Blog 3: Dataset for model training
Introduction
In this blog post, we will detail our dataset preparation for model training. We want to prepare different datasets using different preprocessing techniques in NLP and compare their performance in machine learning model.
Data Cleaning
We first clean the text data by removing English stopwords from the NTLK pachage.
from nltk.corpus import stopwords
def remove_stopwords(input_text):
stopwords_list = stopwords.words('english')
# Some words which might indicate a certain sentiment are kept via a whitelist
whitelist = ["n't", "not", "no"]
words = input_text.split()
clean_words = [word for word in words if (word not in stopwords_list or word in whitelist) and len(word) > 1]
return " ".join(clean_words)
Exploratory Data Analysis (EDA)
We then perform exploratory data analysis (EDA) to get a glimpse of the text data we are working on. We plot the class count, word count and word cloud.
Tokenization
We tokenize the text data we get from previous steps using the the Keras Package.
from keras.preprocessing.text import Tokenizer
tk = Tokenizer(num_words = 10000,
filters = '!"#$%&()*+,-./:;<=>?@[\\]^_`{|}~\t\n',
lower = True,
split = " ")
tk.fit_on_texts(X1_train)
One-hot encoding
After tokenization, we encode the tokenized words using one-hot encoding.
import numpy as np
def one_hot_seq(seqs, nb_features = 10000):
ohs = np.zeros((len(seqs), nb_features))
for i, s in enumerate(seqs):
ohs[i, s] = 1.
return ohs
Bag-of-words (Bow)
We also explore Bag-of-Words as an alternative to one-hot encoding. The cleaned text is encoded using Bag-of-words in which the frequency of individual word is recorded.
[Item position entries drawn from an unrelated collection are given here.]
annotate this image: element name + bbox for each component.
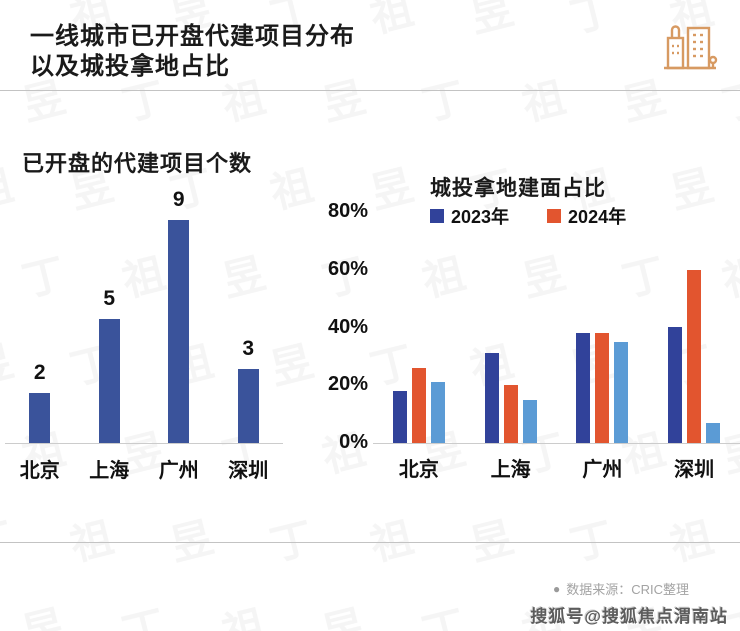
page-title-line2: 以及城投拿地占比 xyxy=(30,53,230,80)
left-bar-北京 xyxy=(29,393,51,443)
right-bar-广州-2023年 xyxy=(576,333,591,443)
right-chart-title: 城投拿地建面占比 xyxy=(430,177,606,200)
y-tick-label: 60% xyxy=(327,257,368,280)
left-chart-title: 已开盘的代建项目个数 xyxy=(22,151,253,176)
footer-divider xyxy=(0,542,740,543)
watermark-glyph: 祖 xyxy=(665,513,718,570)
left-category-label: 深圳 xyxy=(228,460,269,482)
watermark-glyph: 昱 xyxy=(317,601,370,631)
right-bar-北京-unlabeled xyxy=(430,382,445,443)
left-chart-plot: 2 5 9 3 xyxy=(5,188,283,444)
watermark-glyph: 昱 xyxy=(665,161,718,218)
watermark-glyph: 丁 xyxy=(0,0,18,42)
sohu-account-watermark: 搜狐号@搜狐焦点渭南站 xyxy=(530,607,728,626)
legend-swatch xyxy=(430,209,444,223)
right-bar-深圳-2024年 xyxy=(687,270,702,443)
left-bar-value-label: 2 xyxy=(33,361,46,384)
page-title: 一线城市已开盘代建项目分布 以及城投拿地占比 xyxy=(30,22,355,82)
buildings-icon xyxy=(664,25,718,70)
right-bar-北京-2024年 xyxy=(411,368,426,443)
watermark-glyph: 丁 xyxy=(117,601,170,631)
watermark-glyph: 昱 xyxy=(465,0,518,42)
watermark-glyph: 祖 xyxy=(217,601,270,631)
left-chart-category-axis: 北京 上海 广州 深圳 xyxy=(5,454,283,482)
watermark-glyph: 丁 xyxy=(565,513,618,570)
header-divider xyxy=(0,90,740,91)
right-bar-北京-2023年 xyxy=(392,391,407,443)
watermark-glyph: 昱 xyxy=(465,513,518,570)
left-bar-深圳 xyxy=(237,369,259,443)
watermark-glyph: 昱 xyxy=(17,601,70,631)
watermark-glyph: 丁 xyxy=(417,73,470,130)
watermark-glyph: 祖 xyxy=(517,73,570,130)
watermark-glyph: 祖 xyxy=(365,513,418,570)
left-bar-value-label: 5 xyxy=(103,287,116,310)
watermark-glyph: 昱 xyxy=(365,161,418,218)
bullet-icon: ● xyxy=(553,581,561,596)
right-chart-category-axis: 北京 上海 广州 深圳 xyxy=(373,453,740,481)
right-bar-上海-2023年 xyxy=(484,353,499,443)
right-category-label: 北京 xyxy=(398,459,439,481)
left-category-label: 北京 xyxy=(19,460,60,482)
source-note: ● 数据来源：CRIC整理 xyxy=(553,579,713,598)
legend-label: 2023年 xyxy=(451,207,510,227)
right-bar-广州-2024年 xyxy=(595,333,610,443)
watermark-glyph: 祖 xyxy=(365,0,418,42)
watermark-glyph: 祖 xyxy=(65,513,118,570)
legend-item-2024年: 2024年 xyxy=(547,203,626,229)
right-category-label: 上海 xyxy=(490,459,531,481)
right-bar-深圳-2023年 xyxy=(668,327,683,443)
legend-swatch xyxy=(547,209,562,223)
left-category-label: 广州 xyxy=(158,460,199,482)
left-bar-value-label: 3 xyxy=(242,337,255,360)
right-chart-plot xyxy=(373,212,740,444)
y-tick-label: 0% xyxy=(339,431,368,453)
left-category-label: 上海 xyxy=(89,460,130,482)
watermark-glyph: 丁 xyxy=(417,601,470,631)
left-bar-广州 xyxy=(168,220,190,443)
right-bar-上海-2024年 xyxy=(503,385,518,443)
right-bar-深圳-unlabeled xyxy=(706,423,721,443)
left-bar-上海 xyxy=(98,319,120,443)
right-category-label: 广州 xyxy=(582,459,623,481)
watermark-glyph: 丁 xyxy=(0,513,18,570)
left-bar-value-label: 9 xyxy=(172,188,185,211)
watermark-glyph: 丁 xyxy=(565,0,618,42)
watermark-glyph: 丁 xyxy=(717,73,740,130)
right-category-label: 深圳 xyxy=(674,459,715,481)
right-bar-广州-unlabeled xyxy=(614,342,629,443)
watermark-glyph: 丁 xyxy=(265,513,318,570)
y-tick-label: 20% xyxy=(327,373,368,396)
legend-label: 2024年 xyxy=(568,207,627,227)
source-note-text: 数据来源：CRIC整理 xyxy=(566,582,690,597)
right-bar-上海-unlabeled xyxy=(522,400,537,443)
y-tick-label: 40% xyxy=(327,315,368,338)
right-chart-legend: 2023年 2024年 xyxy=(430,203,626,229)
legend-item-2023年: 2023年 xyxy=(430,203,509,229)
y-tick-label: 80% xyxy=(327,200,368,222)
watermark-glyph: 昱 xyxy=(165,513,218,570)
page-title-line1: 一线城市已开盘代建项目分布 xyxy=(30,23,355,50)
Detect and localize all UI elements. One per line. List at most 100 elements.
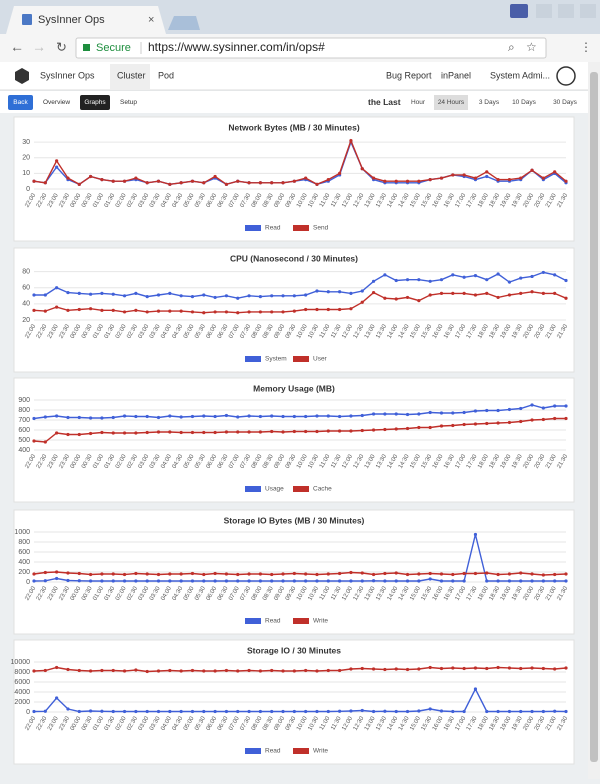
data-point [349, 307, 353, 311]
data-point [439, 709, 444, 713]
data-point [541, 270, 545, 275]
new-tab[interactable] [168, 16, 200, 30]
data-point [122, 294, 127, 298]
data-point [485, 408, 489, 413]
sub-tab[interactable]: Graphs [84, 99, 106, 106]
sub-tab[interactable]: Setup [120, 99, 137, 106]
legend-label: Write [313, 748, 328, 755]
data-point [405, 667, 410, 672]
zoom-icon[interactable]: ⌕ [508, 40, 515, 54]
range-button[interactable]: 3 Days [479, 99, 500, 106]
data-point [156, 709, 161, 714]
data-point [417, 425, 421, 430]
data-point [473, 532, 478, 537]
data-point [473, 293, 478, 297]
address-bar[interactable] [75, 37, 547, 59]
data-point [66, 667, 70, 672]
menu-icon[interactable]: ⋮ [580, 40, 592, 54]
data-point [55, 286, 59, 290]
data-point [224, 668, 229, 673]
data-point [168, 182, 172, 186]
close-window[interactable] [580, 4, 596, 18]
data-point [145, 572, 149, 576]
data-point [326, 178, 330, 182]
nav-link[interactable]: Bug Report [386, 70, 432, 80]
data-point [236, 669, 240, 673]
profile-button[interactable] [510, 4, 528, 18]
data-point [507, 579, 512, 583]
data-point [111, 308, 115, 312]
data-point [168, 668, 172, 673]
data-point [145, 709, 149, 714]
nav-link[interactable]: System Admi... [490, 70, 550, 80]
data-point [292, 294, 296, 298]
data-point [32, 579, 36, 583]
data-point [349, 570, 353, 575]
data-point [77, 291, 81, 295]
data-point [473, 571, 478, 576]
data-point [111, 668, 115, 673]
back-button[interactable]: ← [10, 39, 24, 55]
forward-button[interactable]: → [32, 39, 46, 55]
data-point [145, 430, 149, 435]
data-point [247, 294, 251, 298]
data-point [383, 571, 387, 576]
data-point [66, 432, 70, 437]
nav-link[interactable]: inPanel [441, 70, 471, 80]
data-point [417, 412, 421, 416]
data-point [134, 668, 138, 672]
data-point [485, 291, 489, 295]
data-point [439, 278, 444, 282]
minimize[interactable] [536, 4, 552, 18]
tab-close[interactable]: × [148, 14, 154, 26]
data-point [530, 572, 534, 576]
data-point [315, 429, 319, 434]
sub-tab[interactable]: Overview [43, 99, 70, 106]
data-point [394, 709, 398, 714]
data-point [530, 290, 534, 294]
data-point [292, 179, 296, 183]
data-point [213, 579, 217, 583]
data-point [383, 412, 387, 416]
range-button[interactable]: 30 Days [553, 99, 578, 106]
range-button[interactable]: 24 Hours [438, 99, 465, 106]
tab[interactable] [6, 6, 166, 34]
data-point [564, 572, 568, 576]
range-button[interactable]: Hour [411, 99, 426, 106]
user-avatar[interactable] [556, 66, 576, 86]
scrollbar-thumb[interactable] [590, 72, 598, 762]
sub-tab[interactable]: Back [13, 99, 28, 106]
data-point [349, 291, 353, 295]
data-point [428, 279, 432, 283]
data-point [66, 176, 70, 180]
data-point [55, 576, 59, 581]
data-point [88, 292, 93, 296]
data-point [304, 579, 308, 583]
bookmark-icon[interactable]: ☆ [526, 40, 537, 54]
data-point [32, 439, 36, 443]
maximize[interactable] [558, 4, 574, 18]
legend-swatch [293, 486, 309, 492]
data-point [156, 415, 161, 420]
data-point [519, 406, 523, 411]
data-point [439, 424, 444, 428]
brand[interactable]: SysInner Ops [40, 70, 95, 80]
data-point [179, 309, 183, 313]
data-point [202, 181, 206, 185]
data-point [417, 278, 421, 282]
nav-item[interactable]: Pod [158, 70, 174, 80]
data-point [77, 709, 81, 714]
data-point [281, 294, 285, 298]
data-point [111, 179, 115, 183]
nav-item[interactable]: Cluster [117, 70, 146, 80]
data-point [156, 430, 161, 434]
data-point [530, 579, 534, 583]
data-point [66, 707, 70, 711]
data-point [405, 579, 410, 583]
data-point [507, 572, 512, 576]
y-tick-label: 600 [18, 549, 30, 556]
range-button[interactable]: 10 Days [512, 99, 537, 106]
y-tick-label: 900 [18, 397, 30, 404]
reload-button[interactable]: ↻ [56, 39, 67, 54]
data-point [519, 579, 523, 583]
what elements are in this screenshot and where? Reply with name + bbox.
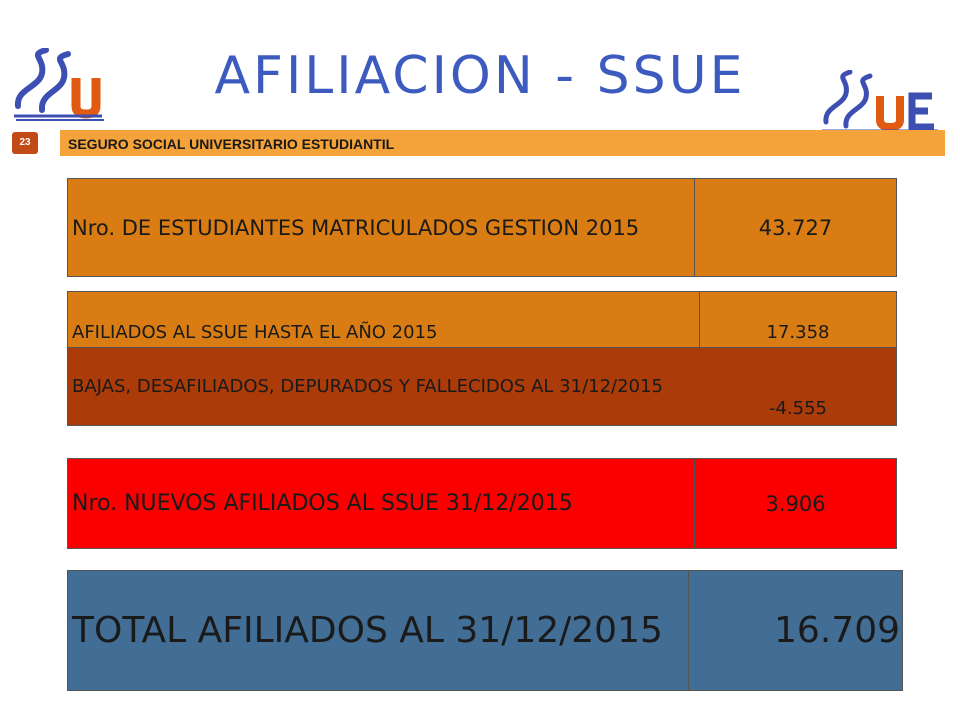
table-matriculados: Nro. DE ESTUDIANTES MATRICULADOS GESTION… <box>67 178 897 277</box>
value-matriculados: 43.727 <box>694 178 897 277</box>
label-matriculados: Nro. DE ESTUDIANTES MATRICULADOS GESTION… <box>67 178 695 277</box>
header-bar <box>60 130 945 156</box>
ssu-logo <box>12 48 108 122</box>
table-nuevos: Nro. NUEVOS AFILIADOS AL SSUE 31/12/2015… <box>67 458 897 549</box>
value-total: 16.709 <box>688 570 903 691</box>
label-afiliados: AFILIADOS AL SSUE HASTA EL AÑO 2015 <box>67 291 700 348</box>
label-bajas: BAJAS, DESAFILIADOS, DEPURADOS Y FALLECI… <box>67 347 700 426</box>
label-nuevos: Nro. NUEVOS AFILIADOS AL SSUE 31/12/2015 <box>67 458 695 549</box>
header-bar-text: SEGURO SOCIAL UNIVERSITARIO ESTUDIANTIL <box>68 136 395 152</box>
table-total: TOTAL AFILIADOS AL 31/12/2015 16.709 <box>67 570 903 691</box>
label-total: TOTAL AFILIADOS AL 31/12/2015 <box>67 570 689 691</box>
page-title: AFILIACION - SSUE <box>214 46 746 106</box>
page-number-badge: 23 <box>12 132 38 154</box>
table-afiliados-bajas: AFILIADOS AL SSUE HASTA EL AÑO 2015 17.3… <box>67 291 897 426</box>
value-afiliados: 17.358 <box>699 291 897 348</box>
value-bajas: -4.555 <box>699 347 897 426</box>
value-nuevos: 3.906 <box>694 458 897 549</box>
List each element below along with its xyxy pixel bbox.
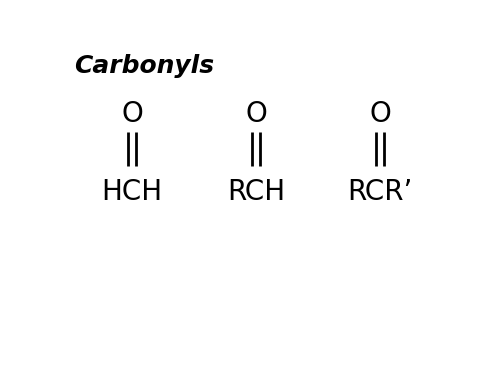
- Text: Carbonyls: Carbonyls: [74, 54, 214, 78]
- Text: O: O: [122, 100, 143, 128]
- Text: O: O: [246, 100, 267, 128]
- Text: RCH: RCH: [227, 178, 286, 206]
- Text: O: O: [370, 100, 391, 128]
- Text: RCR’: RCR’: [348, 178, 413, 206]
- Text: HCH: HCH: [102, 178, 163, 206]
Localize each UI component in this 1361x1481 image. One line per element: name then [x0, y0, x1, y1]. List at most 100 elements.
from sklearn.feature_extraction.text import CountVectorizer
vec = CountVectorizer(stop_words='english', max_features=10000)
X4_train_bow = vec.fit_transform(X4_train)
X4_test_bow = vec.transform(X4_test)
Sentiment Analysis
We perform sentiment analysis on the cleaned text to obtain sentiment scores.
from nltk.sentiment.vader import SentimentIntensityAnalyzer
sid = SentimentIntensityAnalyzer()
def get_sentiment(row, mode):
sentiment_score = sid.polarity_scores(row)
positive_meter = sentiment_score['pos']
negative_meter = sentiment_score['neg']
neutral_meter = sentiment_score['neu']
compound_meter = sentiment_score['compound']
if(mode=='positive'):
return positive_meter
if(mode=='neutral'):
return neutral_meter
if(mode=='negative'):
return negative_meter
if(mode=='compound'):
return compound_meter
raise ValueError
Datasets for Model Training
The above approaches (i.e. tokenization, one-hot encoding, bad-of-words and sentiment analysis) in data-preprocessing are used to prepare different dataset for model training. The following are the datasets:
- Dataset 1: One-hot Encoding (10000 features)
- Dataset 2: One-hot Encoding (20000 features)
- Dataset 3: One-hot Encoding (50000 features)
- Dataset 4: Bag-of-words (10000 features)
- Dataset 5: Bag-of-words (20000 features)
- Dataset 6: Bag-of-words (50000 features)
- Dataset 7: Sentiment Scores (Positive, Neutral, Negative)
- Dataset 8: Sentiment Scores (Compound)
- Dataset 9: Tokenized (10000 features)
We will test the performance of these datasets in different machine leaning model.